Hetty van der Togt’s diary of the last year of the war is no more than a collection of cardboard, wallpaper and toilet paper, in which she writes down her daily life in tiny print after her arrest. She was caught delivering the resistance newspaper Parool. And who knows, she might even do more. But her children don’t know about that. Hetty didn’t talk about the war.

The children also knew nothing about her writings and the diary was almost lost when Hetty died in 2011. While cleaning up the parental home, a box with archive folders and an old red handbag ends up in the hallway, ready to be put in the trash. Until one of her daughters-in-law goes to read what it contains.

‘This can’t go away’

“Oh, this must not go away. This is history”, Dorien Reitsma reminds her sister-in-law. Dorien from Alkmaar is a daughter of Hetty. It is only three years after her mother’s death that she really dares to read the notes. And she transcribes them to preserve Hetty’s story.

Should it be a book, a movie or a musical? Dorien can’t let go. Until she attends a performance by Dansgroep Haarlem by artistic director Haya Maëla. Then she knows: the diary must be set to music and dance. “I saw it,” she says when she attends a dance group rehearsal. “I thought, ‘I have to do something about this’. Not just for us, her children, but for everyone.”

“I have to do something about this. Not just for us, her children, but for everyone”

dorien reitsma, daughter of hetty van der togt

Haya Maëla has written an impressive dance, which premiered last autumn. Only then was it only for a small audience due to corona measures.

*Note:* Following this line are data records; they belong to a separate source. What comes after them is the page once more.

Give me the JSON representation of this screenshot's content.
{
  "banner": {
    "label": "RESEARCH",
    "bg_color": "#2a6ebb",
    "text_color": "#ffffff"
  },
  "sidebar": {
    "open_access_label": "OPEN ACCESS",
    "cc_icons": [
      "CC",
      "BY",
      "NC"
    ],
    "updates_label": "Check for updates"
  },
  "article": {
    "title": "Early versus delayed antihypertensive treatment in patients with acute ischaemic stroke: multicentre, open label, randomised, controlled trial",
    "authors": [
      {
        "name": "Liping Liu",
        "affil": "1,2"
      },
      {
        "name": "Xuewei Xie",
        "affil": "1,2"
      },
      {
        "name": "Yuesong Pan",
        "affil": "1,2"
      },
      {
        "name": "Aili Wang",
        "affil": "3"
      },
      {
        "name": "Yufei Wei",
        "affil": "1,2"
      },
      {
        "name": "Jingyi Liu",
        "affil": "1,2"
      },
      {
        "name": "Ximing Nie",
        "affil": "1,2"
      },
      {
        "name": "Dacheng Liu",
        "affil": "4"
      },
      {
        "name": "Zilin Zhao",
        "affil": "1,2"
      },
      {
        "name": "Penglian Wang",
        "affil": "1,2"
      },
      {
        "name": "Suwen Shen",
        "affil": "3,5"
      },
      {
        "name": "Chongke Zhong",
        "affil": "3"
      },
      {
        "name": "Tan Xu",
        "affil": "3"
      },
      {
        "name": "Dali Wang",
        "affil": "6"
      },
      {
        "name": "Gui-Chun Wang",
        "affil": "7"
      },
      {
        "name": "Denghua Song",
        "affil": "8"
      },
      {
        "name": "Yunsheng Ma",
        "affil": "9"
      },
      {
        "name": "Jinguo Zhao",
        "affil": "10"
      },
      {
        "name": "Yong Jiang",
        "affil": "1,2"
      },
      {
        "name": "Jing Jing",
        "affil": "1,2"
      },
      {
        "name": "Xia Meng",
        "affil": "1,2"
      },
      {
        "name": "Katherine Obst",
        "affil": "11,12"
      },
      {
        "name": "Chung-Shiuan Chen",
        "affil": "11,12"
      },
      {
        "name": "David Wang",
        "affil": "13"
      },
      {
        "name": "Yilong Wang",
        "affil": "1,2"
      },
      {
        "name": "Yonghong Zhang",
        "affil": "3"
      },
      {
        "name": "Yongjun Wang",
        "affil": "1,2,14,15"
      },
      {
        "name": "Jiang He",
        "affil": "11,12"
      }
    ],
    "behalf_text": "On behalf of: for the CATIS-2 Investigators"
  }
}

Now that it has been included in the program for ‘Theater Na De Dam’, the choreographer finds it ‘very honorable’ to be able to do the performance again just after the commemoration of the dead.

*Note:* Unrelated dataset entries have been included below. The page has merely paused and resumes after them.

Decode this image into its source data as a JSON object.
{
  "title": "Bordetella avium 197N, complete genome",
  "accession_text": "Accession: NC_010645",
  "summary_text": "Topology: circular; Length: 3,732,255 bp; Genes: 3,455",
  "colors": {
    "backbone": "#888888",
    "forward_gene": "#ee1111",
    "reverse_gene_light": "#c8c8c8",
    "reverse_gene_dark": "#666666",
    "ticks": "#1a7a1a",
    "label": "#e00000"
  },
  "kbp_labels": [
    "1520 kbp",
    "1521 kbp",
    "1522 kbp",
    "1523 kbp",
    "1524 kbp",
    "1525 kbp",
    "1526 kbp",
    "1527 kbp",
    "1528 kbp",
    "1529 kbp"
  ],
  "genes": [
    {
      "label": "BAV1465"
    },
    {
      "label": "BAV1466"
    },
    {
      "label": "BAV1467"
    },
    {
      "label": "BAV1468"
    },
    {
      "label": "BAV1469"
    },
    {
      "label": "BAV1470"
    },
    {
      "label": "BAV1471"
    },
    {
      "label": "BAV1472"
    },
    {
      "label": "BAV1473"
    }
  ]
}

But she still remembers what a job it was to make the performance. “What a story and how are you going to turn that into a dance!” Haya talked a lot with Dorien, did a lot of research into the war and how people deal with so much suffering. “And there isn’t much in the diary, just small sentences. But it was visual enough that I immediately got ideas.”

Movement forms

During the rehearsal she explains to her dancers again how important the rhythm and direction of the movement is. “We have all looked for forms of movement to make the thought clear to yourself and to others: ‘I’m not participating in this, I’m going to do it differently’. So yes, will you stand still, will you follow along or will you run against it? .”

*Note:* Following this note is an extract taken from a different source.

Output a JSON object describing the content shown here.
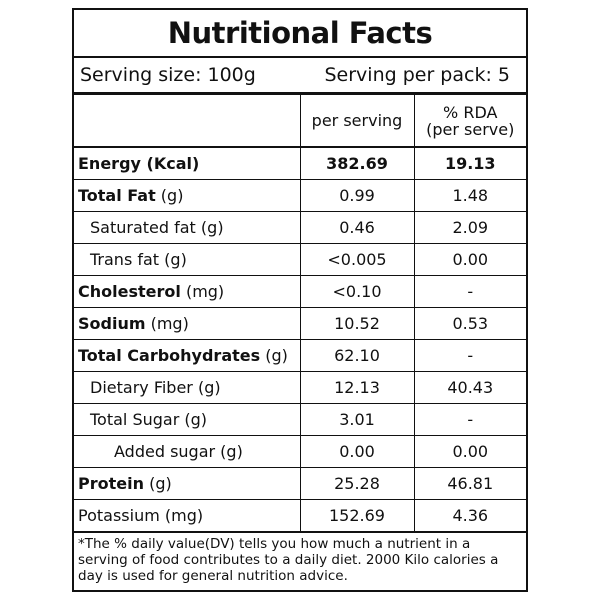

Dorien’s choice to translate the words into dance turns out well. Even without text and explanation you see a group of women who find each other and help each other in the cells, during the transport to Germany and in the labor camp. The emotion explodes, while Hetty’s text on the papers is very factual. “She writes very soberly,” Dorien says. “Almost nowhere does she write about missing her family, or about the boy she was in love with at the time. She even writes on the train to Munich that it is a ‘beautiful journey’, while she is very ill. I think that is cynical Dorian thinks.

Emotions

Hetty’s children barely know anything about her acts of resistance and the time she was a prisoner of the Germans. At the age that her contemporaries are willing to talk about the war years, Hetty gets aphasia and she can no longer put it into words. For Dorien, her action finally expresses the emotions her mother couldn’t write down.

The performance ‘Dagboek 44 45’ can be seen on Wednesday 4 May at 9 p.m. in De Schuur in Haarlem and will later also be performed in The Hague. After that, other dance groups from all over the country are allowed to work with Haya Maëla’s choreography and perform their own interpretation.